Adding a data ellipse

ggscatter(y = "sleep_rem",
          x = "sleep_total",
          ellipse = TRUE,   # data ellipse
          data = msleep)
## Warning: Removed 22 rows containing non-finite values (stat_ellipse).
## Warning: Removed 22 rows containing missing values (geom_point).

Add a correlation coefficient

By adding "cor.coef = TRUE’ correlation coefficient, as well as a p-value for the significance of the correlation coefficient (testing the hypothesis that it is 0).

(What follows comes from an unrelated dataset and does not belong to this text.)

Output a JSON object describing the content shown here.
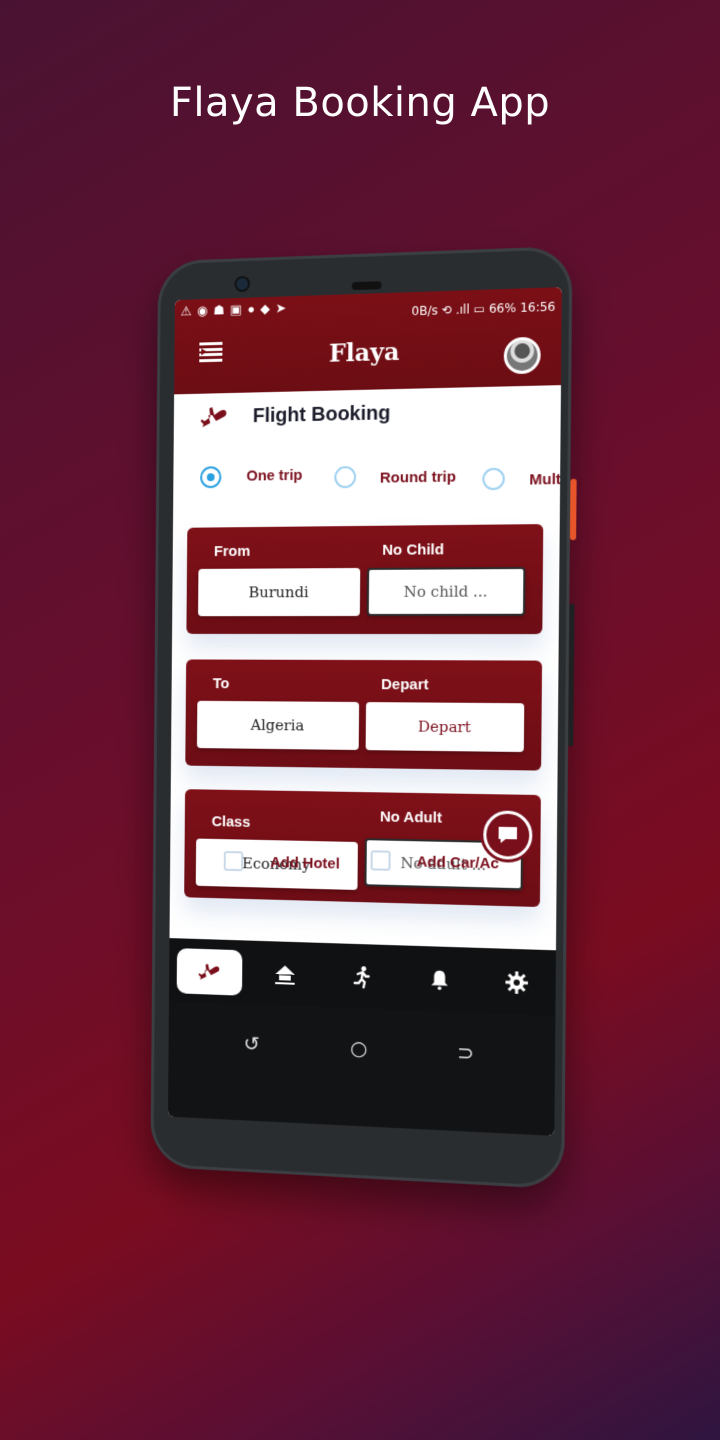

ggscatter(y = "sleep_rem",
          x = "sleep_total",
          cor.coef = TRUE,
          data = msleep)
## Warning: Removed 22 rows containing non-finite values (stat_cor).
## Warning: Removed 22 rows containing missing values (geom_point).

TASK

Make a scatter plot with the elements indicate below an upload the image (not the code) to the assignment found here: https://canvas.pitt.edu/courses/45284/assignments/460717

The figure should have these elements:

If this doesn’t work, check that everything is in quotes and that there is a comma at the end of each line. If it doesn’t work, email your code to your UTA and CC me, and/or come to office hours.

# put your code below
ggscatter(y = "sleep_cycle",
          x = "sleep_total",
          add = "reg.line",  # line of best fit
          ellipse = TRUE,   # data ellipse
          cor.coef = TRUE,
          data = msleep)
## `geom_smooth()` using formula 'y ~ x'
## Warning: Removed 51 rows containing non-finite values (stat_smooth).
## Warning: Removed 51 rows containing non-finite values (stat_ellipse).
## Warning: Removed 51 rows containing non-finite values (stat_cor).
## Warning: Removed 51 rows containing missing values (geom_point).